I thought that this knowledge would protect me from psychic numbing as I contemplated the situation in Japan. I thought this background would help me not just to know cognitively the scope of the tragedy but to feel it too.
I was wrong. It took Taro’s story to show me how much was left to feel.
It is all too easy in risk analyses and risk communications to focus on the statistics. This event might affect 1,000 people. That event would impact only 500. Numbers help us to determine that one risk is larger or more harmful than another. They are the currency of risk science that shapes our actions.
Today reminded me, however, that risk science loses something important when we reduce a situation to numbers. Put another way, risk science needs its share of tears.
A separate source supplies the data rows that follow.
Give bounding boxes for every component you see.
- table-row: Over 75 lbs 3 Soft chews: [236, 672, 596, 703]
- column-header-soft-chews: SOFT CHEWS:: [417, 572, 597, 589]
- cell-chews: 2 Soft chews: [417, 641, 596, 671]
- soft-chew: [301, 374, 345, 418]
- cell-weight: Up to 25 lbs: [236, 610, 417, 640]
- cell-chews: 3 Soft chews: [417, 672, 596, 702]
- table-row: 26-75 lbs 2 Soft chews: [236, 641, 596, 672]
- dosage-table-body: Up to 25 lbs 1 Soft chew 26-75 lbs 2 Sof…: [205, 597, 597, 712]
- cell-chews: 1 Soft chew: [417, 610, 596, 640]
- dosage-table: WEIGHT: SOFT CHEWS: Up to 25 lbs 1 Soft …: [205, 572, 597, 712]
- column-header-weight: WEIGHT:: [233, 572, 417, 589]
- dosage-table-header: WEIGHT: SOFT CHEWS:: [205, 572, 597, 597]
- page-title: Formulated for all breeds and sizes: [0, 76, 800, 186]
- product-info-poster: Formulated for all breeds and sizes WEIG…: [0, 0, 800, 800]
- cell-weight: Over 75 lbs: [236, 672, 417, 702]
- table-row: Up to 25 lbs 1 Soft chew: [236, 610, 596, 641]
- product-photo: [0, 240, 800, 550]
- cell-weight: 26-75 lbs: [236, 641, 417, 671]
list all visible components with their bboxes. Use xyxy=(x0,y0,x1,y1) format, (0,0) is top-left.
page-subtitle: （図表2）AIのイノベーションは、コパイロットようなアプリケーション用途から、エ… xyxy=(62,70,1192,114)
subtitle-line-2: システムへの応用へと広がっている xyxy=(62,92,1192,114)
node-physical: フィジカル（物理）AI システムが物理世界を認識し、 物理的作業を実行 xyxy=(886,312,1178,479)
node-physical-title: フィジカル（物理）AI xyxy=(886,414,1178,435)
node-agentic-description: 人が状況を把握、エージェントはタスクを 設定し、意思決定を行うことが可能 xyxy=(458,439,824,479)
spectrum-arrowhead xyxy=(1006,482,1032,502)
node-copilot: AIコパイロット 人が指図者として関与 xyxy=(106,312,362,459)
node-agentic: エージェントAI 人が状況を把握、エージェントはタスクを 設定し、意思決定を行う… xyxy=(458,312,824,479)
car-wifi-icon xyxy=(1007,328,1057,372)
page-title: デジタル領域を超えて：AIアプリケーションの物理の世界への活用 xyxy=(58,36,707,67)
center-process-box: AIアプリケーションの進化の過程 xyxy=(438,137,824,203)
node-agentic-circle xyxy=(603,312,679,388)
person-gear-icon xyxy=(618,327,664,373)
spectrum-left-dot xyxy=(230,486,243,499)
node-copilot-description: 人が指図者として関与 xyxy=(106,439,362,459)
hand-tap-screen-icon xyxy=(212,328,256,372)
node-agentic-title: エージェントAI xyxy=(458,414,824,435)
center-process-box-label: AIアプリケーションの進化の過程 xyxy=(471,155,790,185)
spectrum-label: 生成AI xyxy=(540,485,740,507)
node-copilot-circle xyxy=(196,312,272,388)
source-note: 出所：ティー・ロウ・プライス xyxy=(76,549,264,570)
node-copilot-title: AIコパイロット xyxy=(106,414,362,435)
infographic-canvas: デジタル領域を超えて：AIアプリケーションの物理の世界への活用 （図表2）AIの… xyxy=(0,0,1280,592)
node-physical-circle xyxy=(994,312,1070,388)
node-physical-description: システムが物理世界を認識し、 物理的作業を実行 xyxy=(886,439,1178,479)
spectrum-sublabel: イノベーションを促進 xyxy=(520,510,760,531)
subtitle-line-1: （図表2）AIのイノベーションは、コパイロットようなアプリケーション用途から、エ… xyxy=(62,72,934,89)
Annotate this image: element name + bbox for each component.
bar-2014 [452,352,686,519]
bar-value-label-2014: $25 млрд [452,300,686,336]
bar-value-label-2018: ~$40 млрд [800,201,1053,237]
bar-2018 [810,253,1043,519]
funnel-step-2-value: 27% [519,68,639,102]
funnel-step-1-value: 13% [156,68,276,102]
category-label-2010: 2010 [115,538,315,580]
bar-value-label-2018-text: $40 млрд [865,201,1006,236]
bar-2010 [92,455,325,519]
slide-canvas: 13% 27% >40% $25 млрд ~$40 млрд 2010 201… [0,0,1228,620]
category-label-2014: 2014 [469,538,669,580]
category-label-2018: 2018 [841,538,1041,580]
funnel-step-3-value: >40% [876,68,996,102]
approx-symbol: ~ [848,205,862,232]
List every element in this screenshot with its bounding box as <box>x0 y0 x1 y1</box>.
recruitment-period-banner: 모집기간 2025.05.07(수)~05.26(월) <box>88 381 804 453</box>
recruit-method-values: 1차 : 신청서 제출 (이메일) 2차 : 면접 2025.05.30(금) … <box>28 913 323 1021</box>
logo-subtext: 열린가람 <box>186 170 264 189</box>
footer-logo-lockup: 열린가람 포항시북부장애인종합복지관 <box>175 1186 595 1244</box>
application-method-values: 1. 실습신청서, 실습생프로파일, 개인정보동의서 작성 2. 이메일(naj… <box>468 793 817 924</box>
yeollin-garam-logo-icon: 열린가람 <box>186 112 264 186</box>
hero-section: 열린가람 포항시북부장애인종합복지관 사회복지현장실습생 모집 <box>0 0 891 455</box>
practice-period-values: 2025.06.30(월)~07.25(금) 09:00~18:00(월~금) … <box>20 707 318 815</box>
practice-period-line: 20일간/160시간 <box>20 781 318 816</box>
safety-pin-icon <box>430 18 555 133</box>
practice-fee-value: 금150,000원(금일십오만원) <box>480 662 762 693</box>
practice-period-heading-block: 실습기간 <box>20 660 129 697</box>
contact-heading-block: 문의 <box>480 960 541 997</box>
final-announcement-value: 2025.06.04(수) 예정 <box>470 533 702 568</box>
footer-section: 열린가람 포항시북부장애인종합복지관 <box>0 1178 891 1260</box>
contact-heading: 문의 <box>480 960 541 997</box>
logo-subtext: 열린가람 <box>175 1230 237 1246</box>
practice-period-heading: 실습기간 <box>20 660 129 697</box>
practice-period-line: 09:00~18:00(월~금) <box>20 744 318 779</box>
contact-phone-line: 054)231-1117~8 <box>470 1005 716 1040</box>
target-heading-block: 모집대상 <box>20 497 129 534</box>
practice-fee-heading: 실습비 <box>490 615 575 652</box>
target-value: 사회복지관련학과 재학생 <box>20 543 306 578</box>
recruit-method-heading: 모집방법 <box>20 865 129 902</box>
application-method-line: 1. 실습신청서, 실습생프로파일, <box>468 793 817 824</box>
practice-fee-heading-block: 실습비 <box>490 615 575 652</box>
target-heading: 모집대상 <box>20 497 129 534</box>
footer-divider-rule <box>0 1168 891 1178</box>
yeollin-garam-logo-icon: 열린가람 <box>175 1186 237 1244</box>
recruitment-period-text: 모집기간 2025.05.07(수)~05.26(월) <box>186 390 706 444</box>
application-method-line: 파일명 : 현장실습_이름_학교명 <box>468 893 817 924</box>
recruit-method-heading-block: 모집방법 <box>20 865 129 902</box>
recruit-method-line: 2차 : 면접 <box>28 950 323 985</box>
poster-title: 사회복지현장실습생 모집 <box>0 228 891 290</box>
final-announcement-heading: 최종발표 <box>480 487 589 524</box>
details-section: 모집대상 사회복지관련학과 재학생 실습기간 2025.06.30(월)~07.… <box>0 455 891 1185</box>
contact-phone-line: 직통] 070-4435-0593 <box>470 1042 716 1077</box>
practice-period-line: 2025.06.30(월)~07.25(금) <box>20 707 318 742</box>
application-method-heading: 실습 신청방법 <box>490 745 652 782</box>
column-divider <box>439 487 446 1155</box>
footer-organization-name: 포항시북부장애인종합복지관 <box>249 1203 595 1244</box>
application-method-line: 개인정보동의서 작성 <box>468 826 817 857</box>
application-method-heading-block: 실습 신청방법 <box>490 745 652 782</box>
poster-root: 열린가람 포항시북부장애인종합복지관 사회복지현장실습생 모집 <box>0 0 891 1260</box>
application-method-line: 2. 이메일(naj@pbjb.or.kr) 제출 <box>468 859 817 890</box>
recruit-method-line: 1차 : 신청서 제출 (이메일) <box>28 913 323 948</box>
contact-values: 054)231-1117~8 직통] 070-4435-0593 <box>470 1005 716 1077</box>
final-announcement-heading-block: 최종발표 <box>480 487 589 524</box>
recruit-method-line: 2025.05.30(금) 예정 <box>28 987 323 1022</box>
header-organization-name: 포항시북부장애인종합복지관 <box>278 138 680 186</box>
As of this writing, the death toll from the earthquake and tsunami is presumed to be more than 10,000 lives. 10,000 people, each of whom have affected families, co-workers, teachers, and friends. 10,000 stories, each unique.
Taro’s grandmother, and 9,999 more as unique and important as she was.
I will continue my work to help people understand risk statistics. For example, I will continue to research and develop visual displays such as icon arrays (sometimes called pictographs) that can improve knowledge, inform medical decisions, and debias risk perceptions. After all, risk science will always depend on calculating and communicating good risk statistics.
Yet, I will also try to hold this moment in time in my memory. I will try always to remember that each icon in my arrays, each tick in the counter, each line in my datasets represents one person whose life is affected by risk. One person as important to their family as Taro’s grandmother was to him.
No statistics can dry the tears I shed today or the pain I feel in my heart for Taro.
More importantly, Taro’s story reminds me that I should be … no, I must be just as emotionally moved when I contemplate each and every one of the thousands of other “Taros” who have been affected, directly or indirectly, by the earthquake and tsunami in Japan.
Risk science is about human beings. Tears included.
Brian J. Zikmund-Fisher is an Assistant Professor of Health Behavior & Health Education at the University of Michigan School of Public Health and a member of the University of Michigan Risk Science Center and the Center for Bioethics and Social Sciences in Medicine. He specializes in risk communication to inform health and medical decision making.